One aspect of the servant-leadership equation should be the notion of Gandhi’s concept of swaraj, which entails self-rule, self-governance, self-organization. This ties servant-leadership to social justice and deep democracy, both aspects of Buddhism and activism that have contributed to this perspective. Buddha inspires because he was the first historically known do-it-yourself educator of servant-leadership. Noah Levine said "Sid" (Siddhartha Gautama aka Buddha) was history's earliest rebel by advocating for social change through his philosophy of empowerment, both individually and within the spiritual community. Buddha went against the prevailing attitude of his time by eschewing the caste system and inviting women, criminals and the poor into the teachings. Buddha developed a user interface that is personal and open source.

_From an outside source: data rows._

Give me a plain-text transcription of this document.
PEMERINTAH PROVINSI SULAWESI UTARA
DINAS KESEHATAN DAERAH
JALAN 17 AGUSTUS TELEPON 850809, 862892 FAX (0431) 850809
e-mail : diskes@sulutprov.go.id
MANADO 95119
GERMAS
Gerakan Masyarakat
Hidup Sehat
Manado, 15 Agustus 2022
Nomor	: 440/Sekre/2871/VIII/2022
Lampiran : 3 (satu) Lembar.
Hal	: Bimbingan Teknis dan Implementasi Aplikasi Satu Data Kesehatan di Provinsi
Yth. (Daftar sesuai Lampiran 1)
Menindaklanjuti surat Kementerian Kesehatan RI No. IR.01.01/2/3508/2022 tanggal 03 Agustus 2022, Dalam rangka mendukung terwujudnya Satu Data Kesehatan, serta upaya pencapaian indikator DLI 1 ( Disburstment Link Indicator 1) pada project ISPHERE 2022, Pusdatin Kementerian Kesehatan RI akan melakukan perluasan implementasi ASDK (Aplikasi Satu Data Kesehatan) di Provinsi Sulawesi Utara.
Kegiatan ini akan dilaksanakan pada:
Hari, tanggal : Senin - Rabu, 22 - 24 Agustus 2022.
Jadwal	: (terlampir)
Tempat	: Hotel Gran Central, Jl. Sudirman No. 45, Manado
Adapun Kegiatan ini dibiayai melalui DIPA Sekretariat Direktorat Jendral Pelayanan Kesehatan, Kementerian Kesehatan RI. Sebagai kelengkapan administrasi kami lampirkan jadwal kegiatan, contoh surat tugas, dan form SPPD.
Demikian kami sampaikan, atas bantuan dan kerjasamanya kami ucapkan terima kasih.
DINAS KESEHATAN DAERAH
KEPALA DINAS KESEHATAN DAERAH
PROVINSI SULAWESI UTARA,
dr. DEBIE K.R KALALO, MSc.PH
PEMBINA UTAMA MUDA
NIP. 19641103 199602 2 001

In terms of relating this to leadership the Sufi teacher Pir Vilayat Inayat Khan said; “As we evolve, we’re able to transform the situation and the people around us by helping them to fulfill their purpose. Our purpose is to enlist the purpose of other people. That is really the secret of leadership.” In Greenleaf’s terms, “The best test, and most difficult to administer, is this: Do those served grow as persons?” Likewise, you can find a similar philosophy in a get rich quick book called "Secrets of the Millionaire Mind". In it T. Harv Eker says the most important ingredient for prosperity (aside from applying yourself) is that you design your business around the idea of helping others solve some kind of problem. This is not the normal kind of ethical guideline you read in a business book; in fact most ethics textbooks deal with how you should react to certain situations, not how to create a space of potential in which others can benefit, grow and fulfill their promise. But this, indeed, appears to be a common thread in the writings about servant-leadership.

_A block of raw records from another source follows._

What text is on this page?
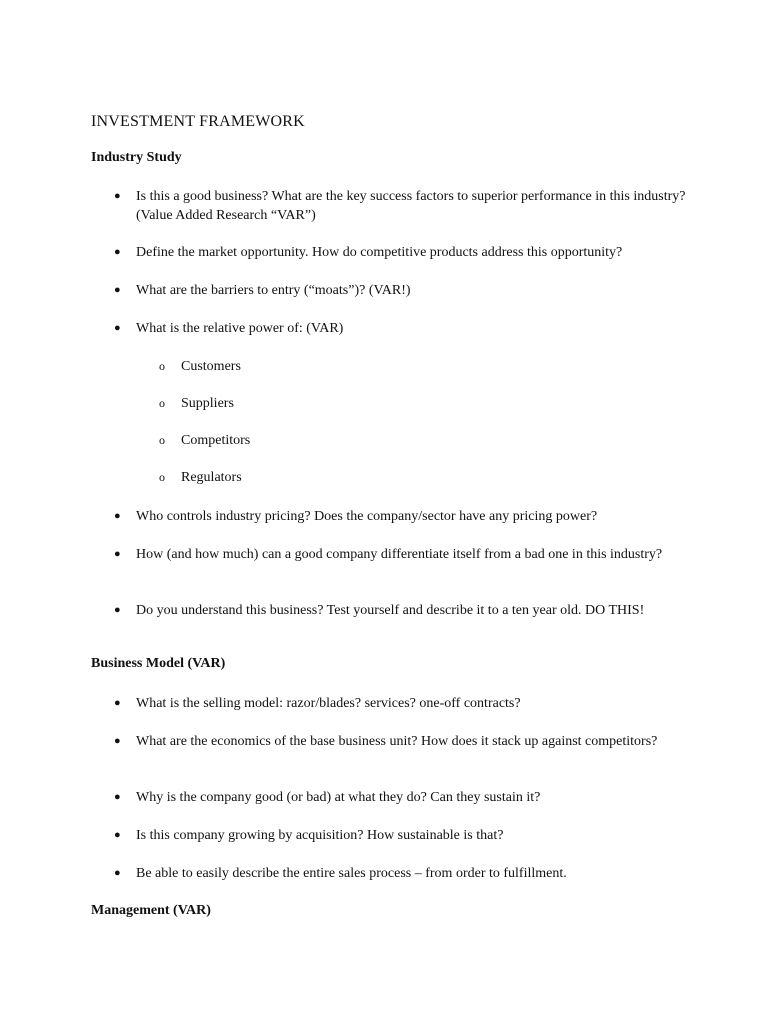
INVESTMENT FRAMEWORK
Industry Study
● Is this a good business? What are the key success factors to superior performance in this industry? (Value Added Research “VAR”)
● Define the market opportunity. How do competitive products address this opportunity?
● What are the barriers to entry (“moats”)? (VAR!)
● What is the relative power of: (VAR)
o Customers
o Suppliers
o Competitors
o Regulators
● Who controls industry pricing? Does the company/sector have any pricing power?
● How (and how much) can a good company differentiate itself from a bad one in this industry?
● Do you understand this business? Test yourself and describe it to a ten year old. DO THIS!
Business Model (VAR)
● What is the selling model: razor/blades? services? one-off contracts?
● What are the economics of the base business unit? How does it stack up against competitors?
● Why is the company good (or bad) at what they do? Can they sustain it?
● Is this company growing by acquisition? How sustainable is that?
● Be able to easily describe the entire sales process – from order to fulfillment.
Management (VAR)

Whereas Maser and Scharmer directly address leadership for the benefit of sustainable action, unfortunately management books like "Primal Leadership" or "The Difference" do not address ethics. In Buddhism, ethics and mindfulness go hand in hand. The Five Precepts is largely a guideline of morality because the path to enlightenment means one must surrender to the flow of life without being clouded by mental and physical toxins generated by immoral behavior. (The simplest example is that if you repeatedly lie, you cease to discern the truth.) The critical question a servant-leader should ask before engaging in any task is, does this action serve life? This query concurs with Maser’s Prime Directive: “Planetary citizens are to live in humility and harmony on Earth while simultaneously minimizing interference with any of Nature’s evolutionary processes.” However, the call to serve others must be done authentically, Maser argues, because leaders must also be true to themselves: “What do I personally have to offer those who are struggling to find their way? Am I living my life honestly, freely, and boldly as I am urging others to do?” In Gandhi’s oft-repeated phrasing, “You must become the change you seek to create.”